Why the Timing Matters
That fixed nature is the whole appeal at this moment. The Fed is widely expected to cut its benchmark rate at some point this year, with additional cuts projected into 2026. Some forecasts suggest rates could fall by a full percentage point or more by the end of next year. Once that happens, savings account yields and new CD offers will likely follow rates downward. A CD opened today locks in today's yield no matter what the Fed decides later.
The Fed's next meeting runs July 29 and 30, and most observers expect another hold. But markets will parse the statement and Fed Chair Jerome Powell's press conference for hints about the following meeting, September 16 and 17. Any signal that a cut is coming could push banks and credit unions to trim CD rates preemptively, since institutions don't want to be stuck paying out a rate they'll regret in a few months.
Right now, dozens of nationwide CDs are still paying in the mid 4% range. Every major term currently offers at least 4.28%, and the top nationwide rate sits at 4.60% APY on a 19 month term, which would lock that yield in through February 2027.
Shopping Around Still Pays Off
CD rates vary enormously by institution, and that gap is where savers either win or lose.
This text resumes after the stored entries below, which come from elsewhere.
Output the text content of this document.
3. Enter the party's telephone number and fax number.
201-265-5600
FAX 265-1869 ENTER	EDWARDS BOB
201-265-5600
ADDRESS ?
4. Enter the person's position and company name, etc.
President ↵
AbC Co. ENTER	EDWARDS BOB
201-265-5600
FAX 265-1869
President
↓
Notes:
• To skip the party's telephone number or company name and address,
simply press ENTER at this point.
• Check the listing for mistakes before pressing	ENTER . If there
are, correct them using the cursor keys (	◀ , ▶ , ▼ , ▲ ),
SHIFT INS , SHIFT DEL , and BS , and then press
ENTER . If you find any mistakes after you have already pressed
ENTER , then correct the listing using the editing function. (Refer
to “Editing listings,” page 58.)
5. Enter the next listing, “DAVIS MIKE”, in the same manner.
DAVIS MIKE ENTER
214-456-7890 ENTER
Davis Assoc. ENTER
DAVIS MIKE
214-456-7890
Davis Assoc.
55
Large, familiar banks such as Chase and Bank of America routinely offer CD rates close to zero, while smaller banks and credit unions tend to sit at the top of the rate tables.
| CD Term | National Average APY | Top Available APY |
|---|---|---|
| 1 year | 1.62% | 4.50% |
| 19 months | N/A | 4.60% |
| All major terms | Varies, generally low | 4.28% to 4.60% |
The national average on a 1 year CD from an FDIC insured bank is currently 1.62%. Shopping around can get you a rate more than two and a half times higher, with the best 1 year CD paying 4.50%, and the nationwide leader, a 19 month CD, paying 4.60%.
Brian Kearns, a certified financial planner at Haddam Road Advisors, points out that CDs work well for money you want parked somewhere productive without market risk.